Foi no final de 1690 que os jesuítas do Paraguai chegaram à área de Puerto Suárez. Até a chegada dos jesuítas, os Chiquitos3 haviam tido pouco contato com os espanhóis. Com a ocupação realizada pelos jesuítas, a propriedade da terra ganhou características de latifúndio e, com a saída dos mesmos em 1767, estabeleceu-se nessa área uma nova elite latifundiária conservadora, apoiada por políticas governamentais. Entre 1748 e 1767 (neste último destaca-se a expulsão dos jesuítas), iniciou-se um novo ciclo de fundações com a preocupação de vincular as missões da Chiquitania com as do Paraguai. Neste sentido, de acordo com Tonelli, em 1772 a Coroa Espanhola:

Ordena celar con especial cuidado los confines de Mato Grosso del que injustamente se han apropriado los portugueses, como igualmente de las grandes y ricas minas de Cuyabá, parecendo muy preciso, para que continuen em sus usurpaciones, se formen hacia las lagunas Mandioré, Vayuva y Xarayes, que hacen caudaloso el Rio Paraguay, otros pueblos de espanoles, com un pequeno flerte o vigía, además de lo cual es necessário evitar las incursiones por tierra, que pueden ternerse por el caminho que se sabe haber aberto desde la referida laguna Mandioré. (TONELLI, 2007, p. 99)

Até aquele momento, essa área boliviana manteve as características que a definiram no período de sua gênese, ou seja, povoamento indígena com pouca ou nenhuma atividade produtiva. A independência da Bolívia ocorreu em 1825, configurandose em uma República eminentemente indígena, com uma população estimada de 200.000 brancos, 100.000 cholos4 e 800.000 camponeses índios (KLEIN, 1991). Klein (1991, p. 72) caracteriza essa nova conjuntura da Bolívia como “Um Estado fraco e isolado do mundo [...] um Estado em guerra perpétua com sua própria população”.
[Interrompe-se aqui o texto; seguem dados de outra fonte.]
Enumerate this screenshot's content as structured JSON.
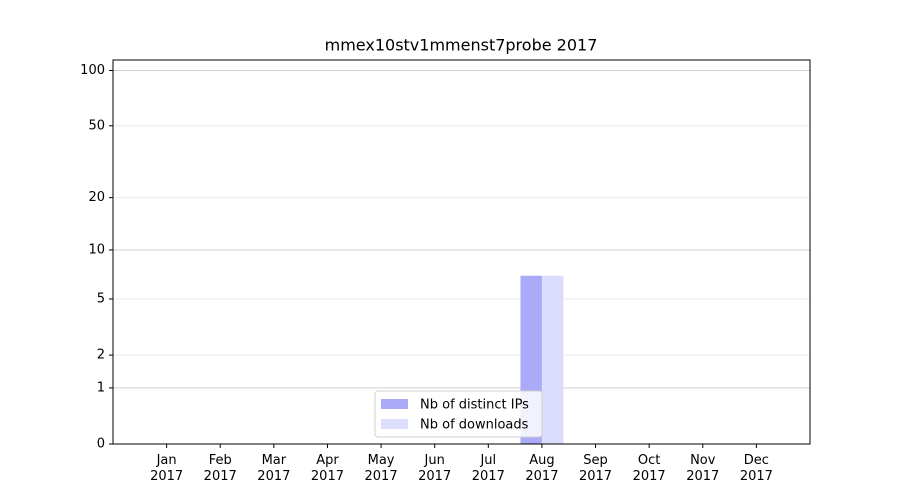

Tanto assim que, até a década de 1870, a fronteira da Bolívia com o Brasil não estava efetivamente ocupada, tampouco ocorria integração da economia nacional, a exceção da dispersa população indígena na área. Em 1874 ocorreu uma tentativa de colonização da área onde encontra-se Puerto Suárez. Apesar da fundação de Puerto Suárez, os demais investimentos e infraestruturas encontravam-se estacionados, como afirma Tonelli:

[...] a pesar de los fatigosos esfuerzos del empresario por conseguir socios capitalistas en Buenos Aires y Rio de Janeiro, no havia obtenido recursos suficientes para llevar adelante en debidas formas los objetivos de la empresa. Las inversiones efectuadas provinieron casi exclusivamente de los derechos aduaneros percebidos en Puerto Suárez, los que resultaron exíguos para ejecutar obras de importancia. La carretera entre Santa Cruz y Puerto Suárez, cuya extension calculaba entre 575 y 600 kilometros, se habian abierto durante anos 1879 y 1880 unos 176 kilometros [...] en ló que concierne a Puerto Suárez, no habia aun muelles ni edifícios para aduana, depósitos y fortin de resguardo. (TONELLI, 2007, p. 107)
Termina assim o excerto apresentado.